Disruptive innovation can hurt – if you’re not the one doing the disrupting. Clay Christensen Disruptors appear as a reaction to consumer dissatisfaction with the status quo, in sectors characterised by complacent incumbents. These incumbents have lost their way or at least have failed to keep their finger on the pulse of consumer expectations …. they have failed to realise which way the wind is blowing. In a world of multiplying customer touch points and rapidly changing customer behaviours becoming, and staying, customer focused is increasingly difficult to do.
Insurance is perhaps a great example of an industry crying out for a true disrupter at scale. Many insurance brands and their messages seem stuck in the 1950s, with key themes of family, duty, financial strength and fear, and often speak in euphemisms, rarely mentioning the products or the true benefits offered … and as a result their customers do not ‘like’ them very much, and this matters because, by and large, we all – either through compulsion or choice – have an insurance policy
Association of British Insurers data shows that the UK insurance industry is the largest in Europe and the third largest in the world. It plays an essential part in the UK’s economic strength. It employs around 315,000 individuals, of which more than a third are employed directly by insurers with the remainder in auxiliary services such as broking BUT how do you think the average insurance customer would respond to the assertion that … “insurance is socially useful – [by working in insurance] you can make a contribution to society”. A recent article argued that a career in insurance is attractive to millennials because it is ‘socially useful’ – that made me stop and think). Maybe there is change in the air!
In a recent FT article – Identity crisis: the insurers moving away from insurance [1] – the discussion was of insurance companies moving away from a conventional insurance ‘offer’ to more of a “services business”… the examples given were of baby-sitting services for people in hospital and counselling for some individuals caught up in a crisis – important I am sure for the individuals involved but somewhat underwhelming as a consumer strategy in the face of – as the article expostulated – a fundamental lack of customer loyalty and a huge amount of disruption as companies like Amazon (it’s always Amazon) redefine customer experience.
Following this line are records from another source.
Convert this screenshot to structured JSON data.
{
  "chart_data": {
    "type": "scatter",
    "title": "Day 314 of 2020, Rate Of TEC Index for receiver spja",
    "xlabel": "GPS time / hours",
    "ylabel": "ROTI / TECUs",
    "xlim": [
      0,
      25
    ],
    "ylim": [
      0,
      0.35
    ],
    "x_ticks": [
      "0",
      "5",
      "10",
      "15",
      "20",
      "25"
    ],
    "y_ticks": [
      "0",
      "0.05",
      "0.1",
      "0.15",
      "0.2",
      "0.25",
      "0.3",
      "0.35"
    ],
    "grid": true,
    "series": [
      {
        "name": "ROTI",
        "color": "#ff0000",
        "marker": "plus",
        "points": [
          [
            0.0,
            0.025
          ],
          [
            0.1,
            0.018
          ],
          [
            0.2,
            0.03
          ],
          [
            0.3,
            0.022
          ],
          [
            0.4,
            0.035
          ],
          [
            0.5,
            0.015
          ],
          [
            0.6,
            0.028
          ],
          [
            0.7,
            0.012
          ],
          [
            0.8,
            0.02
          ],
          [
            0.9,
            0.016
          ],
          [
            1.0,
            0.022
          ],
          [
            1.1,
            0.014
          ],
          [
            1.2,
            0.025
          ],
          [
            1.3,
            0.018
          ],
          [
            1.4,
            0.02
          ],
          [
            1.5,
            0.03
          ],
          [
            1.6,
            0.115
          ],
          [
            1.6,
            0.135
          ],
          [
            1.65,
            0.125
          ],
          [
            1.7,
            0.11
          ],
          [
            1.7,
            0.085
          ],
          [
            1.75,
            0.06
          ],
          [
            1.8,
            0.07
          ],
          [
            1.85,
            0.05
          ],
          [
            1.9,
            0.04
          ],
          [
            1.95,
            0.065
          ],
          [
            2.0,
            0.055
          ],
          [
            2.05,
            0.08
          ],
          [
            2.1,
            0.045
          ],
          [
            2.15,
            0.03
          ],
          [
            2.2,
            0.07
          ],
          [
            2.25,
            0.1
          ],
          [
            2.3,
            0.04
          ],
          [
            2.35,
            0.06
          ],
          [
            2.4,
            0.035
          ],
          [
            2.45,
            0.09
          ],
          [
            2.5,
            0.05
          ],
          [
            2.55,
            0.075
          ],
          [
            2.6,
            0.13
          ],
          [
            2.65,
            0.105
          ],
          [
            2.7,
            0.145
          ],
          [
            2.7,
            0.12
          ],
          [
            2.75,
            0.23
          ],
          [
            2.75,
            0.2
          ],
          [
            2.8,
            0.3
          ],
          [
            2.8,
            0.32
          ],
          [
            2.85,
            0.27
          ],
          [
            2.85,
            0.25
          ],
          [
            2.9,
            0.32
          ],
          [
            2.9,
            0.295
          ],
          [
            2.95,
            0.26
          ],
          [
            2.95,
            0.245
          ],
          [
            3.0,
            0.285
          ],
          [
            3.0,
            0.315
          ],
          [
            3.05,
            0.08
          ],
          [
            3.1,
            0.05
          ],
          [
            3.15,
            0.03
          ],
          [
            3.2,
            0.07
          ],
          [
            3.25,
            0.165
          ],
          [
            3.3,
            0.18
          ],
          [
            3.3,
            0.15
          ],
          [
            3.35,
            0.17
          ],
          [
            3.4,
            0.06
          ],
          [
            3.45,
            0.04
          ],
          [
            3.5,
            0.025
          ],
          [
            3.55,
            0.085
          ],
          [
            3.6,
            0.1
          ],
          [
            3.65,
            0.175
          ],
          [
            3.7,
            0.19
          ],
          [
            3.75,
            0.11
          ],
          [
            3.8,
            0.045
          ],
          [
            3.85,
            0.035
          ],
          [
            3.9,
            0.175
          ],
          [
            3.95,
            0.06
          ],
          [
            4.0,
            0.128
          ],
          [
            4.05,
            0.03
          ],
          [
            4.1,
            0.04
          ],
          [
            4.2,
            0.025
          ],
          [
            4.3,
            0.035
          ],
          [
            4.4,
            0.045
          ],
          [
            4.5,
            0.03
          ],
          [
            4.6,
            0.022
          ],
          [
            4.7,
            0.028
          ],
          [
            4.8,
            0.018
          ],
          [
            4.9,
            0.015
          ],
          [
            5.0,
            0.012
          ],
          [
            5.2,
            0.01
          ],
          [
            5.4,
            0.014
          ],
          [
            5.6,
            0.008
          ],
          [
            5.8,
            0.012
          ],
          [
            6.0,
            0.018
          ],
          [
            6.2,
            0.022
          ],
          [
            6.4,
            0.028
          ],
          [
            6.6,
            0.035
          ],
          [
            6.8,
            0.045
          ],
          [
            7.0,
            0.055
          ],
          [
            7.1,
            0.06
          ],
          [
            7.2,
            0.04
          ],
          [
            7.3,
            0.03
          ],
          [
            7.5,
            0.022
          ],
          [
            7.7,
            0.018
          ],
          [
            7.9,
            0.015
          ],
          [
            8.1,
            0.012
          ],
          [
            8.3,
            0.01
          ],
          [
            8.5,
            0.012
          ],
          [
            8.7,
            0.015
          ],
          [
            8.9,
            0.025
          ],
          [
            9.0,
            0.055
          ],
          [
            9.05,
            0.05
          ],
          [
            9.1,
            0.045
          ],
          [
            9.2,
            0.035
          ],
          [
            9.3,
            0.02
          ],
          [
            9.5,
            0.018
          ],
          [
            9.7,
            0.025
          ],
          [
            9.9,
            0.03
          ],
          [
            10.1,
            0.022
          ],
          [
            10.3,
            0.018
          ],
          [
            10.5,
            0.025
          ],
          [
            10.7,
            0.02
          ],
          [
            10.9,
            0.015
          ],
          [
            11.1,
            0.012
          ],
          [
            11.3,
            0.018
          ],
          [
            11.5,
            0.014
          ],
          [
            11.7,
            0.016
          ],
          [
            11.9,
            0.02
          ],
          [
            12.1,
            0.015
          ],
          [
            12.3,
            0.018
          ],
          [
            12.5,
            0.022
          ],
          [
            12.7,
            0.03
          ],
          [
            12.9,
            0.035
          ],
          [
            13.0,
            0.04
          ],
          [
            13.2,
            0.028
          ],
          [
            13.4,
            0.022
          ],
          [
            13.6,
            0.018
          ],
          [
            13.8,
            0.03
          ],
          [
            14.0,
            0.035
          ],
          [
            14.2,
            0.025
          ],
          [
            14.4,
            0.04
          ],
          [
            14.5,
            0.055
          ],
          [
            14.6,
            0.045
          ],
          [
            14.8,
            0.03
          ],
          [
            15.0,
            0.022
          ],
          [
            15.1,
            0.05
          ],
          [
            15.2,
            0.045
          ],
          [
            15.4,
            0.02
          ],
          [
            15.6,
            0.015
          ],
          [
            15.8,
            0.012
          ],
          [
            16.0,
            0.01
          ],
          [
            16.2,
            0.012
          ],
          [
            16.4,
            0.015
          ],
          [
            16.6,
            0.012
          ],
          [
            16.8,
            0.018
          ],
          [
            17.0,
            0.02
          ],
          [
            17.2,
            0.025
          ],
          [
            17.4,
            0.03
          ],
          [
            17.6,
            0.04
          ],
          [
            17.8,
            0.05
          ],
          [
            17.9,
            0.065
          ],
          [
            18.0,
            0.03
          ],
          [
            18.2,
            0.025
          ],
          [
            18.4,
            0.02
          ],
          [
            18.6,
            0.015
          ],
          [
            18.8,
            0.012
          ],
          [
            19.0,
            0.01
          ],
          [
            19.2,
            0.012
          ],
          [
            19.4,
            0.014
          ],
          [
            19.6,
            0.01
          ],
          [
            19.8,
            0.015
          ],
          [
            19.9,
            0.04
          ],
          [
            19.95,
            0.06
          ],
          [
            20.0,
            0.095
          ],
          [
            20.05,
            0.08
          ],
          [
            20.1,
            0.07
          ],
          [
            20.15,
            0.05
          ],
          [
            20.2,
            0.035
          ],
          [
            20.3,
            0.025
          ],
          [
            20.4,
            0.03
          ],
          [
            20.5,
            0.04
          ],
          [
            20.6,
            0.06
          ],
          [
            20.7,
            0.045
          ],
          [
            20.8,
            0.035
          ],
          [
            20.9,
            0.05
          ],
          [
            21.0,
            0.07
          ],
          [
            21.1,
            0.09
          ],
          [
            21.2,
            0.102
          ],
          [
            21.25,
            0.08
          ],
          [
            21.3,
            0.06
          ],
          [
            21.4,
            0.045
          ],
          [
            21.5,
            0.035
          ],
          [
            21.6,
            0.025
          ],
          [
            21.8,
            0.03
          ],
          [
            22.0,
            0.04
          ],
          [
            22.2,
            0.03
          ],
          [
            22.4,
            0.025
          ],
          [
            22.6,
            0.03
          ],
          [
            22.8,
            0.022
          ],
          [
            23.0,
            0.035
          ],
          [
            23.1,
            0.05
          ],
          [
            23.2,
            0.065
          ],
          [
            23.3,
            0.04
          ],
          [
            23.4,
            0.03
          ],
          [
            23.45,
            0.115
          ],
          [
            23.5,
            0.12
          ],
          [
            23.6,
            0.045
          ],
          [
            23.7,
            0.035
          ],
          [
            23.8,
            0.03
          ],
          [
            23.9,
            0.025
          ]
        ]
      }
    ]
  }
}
In this world the customer doesn’t want to buy a product, the customer wants a problem solved, and as Stéphane Guinet, founder and managing partner of Axa’s Kamet, said in the FT article: “The industry will move from risk transfer to more and more services . . . The future will be for the ones who can design and deliver experiences. The risk transfer will be ancillary.”
Will digital services finally change the relationship between insured and insurer? Is this the disruption that allows new firms to emerge or old firms to rise (phoenix like) to the challenge of meeting customers’ expectations with innovative, customised solutions, clear and relevant information, transparent pricing, 24/7 access and crucially build a relationship of trust. Disruptors want to make a radical difference – not protect the status quo. Re-envisioning an insurance business and brand … to become a more high-performing, customer-centric, future-focused company – the key is (as ever) to deliver the right solutions to the right consumers in the right way. A solution they value.
In a 2017 article McKinsey [2] laid out the advantages of ‘digital’ to the insurance industry. It argued 3 key benefits:
- Higher customer satisfaction and increased customer retention will allow insurers to improve profits in their core business and at the same time remove significant cost across the value chain, further increasing customer lifetime value.
- Longer-term growth opportunities will reside in innovative insurance products and protection services – from cybersecurity to products fit for a sharing economy or the gig economy etc.
- Digital technology and the data and analysis it makes available will give insurers the chance to get closer to their customers – and hence develop and offer more tailored products delivered directly in a more timely manner.
It feels to me that 1 and 2 are only really possible if a potential disruptor can get 3 right – putting the customer at the heart of the business is ‘just’ effective marketing
We touched on some of these ideas last year in our ESOMAR paper delivered, with MetLife, at the global congress in Amsterdam (You can find that paper on our website). In this paper we argued that companies that lead are the ones that shape the future, rather than just imagining what the future could be. To challenge perceived wisdom and enable a much more consumer focused organisation to emerge, businesses must envision what new future is needed for the insurance industry to survive, and then take a series of concrete steps to build it. If the goal is to ‘put a dent in the universe’ actions speak louder than words. Being visionary is not a vague abstract aspiration.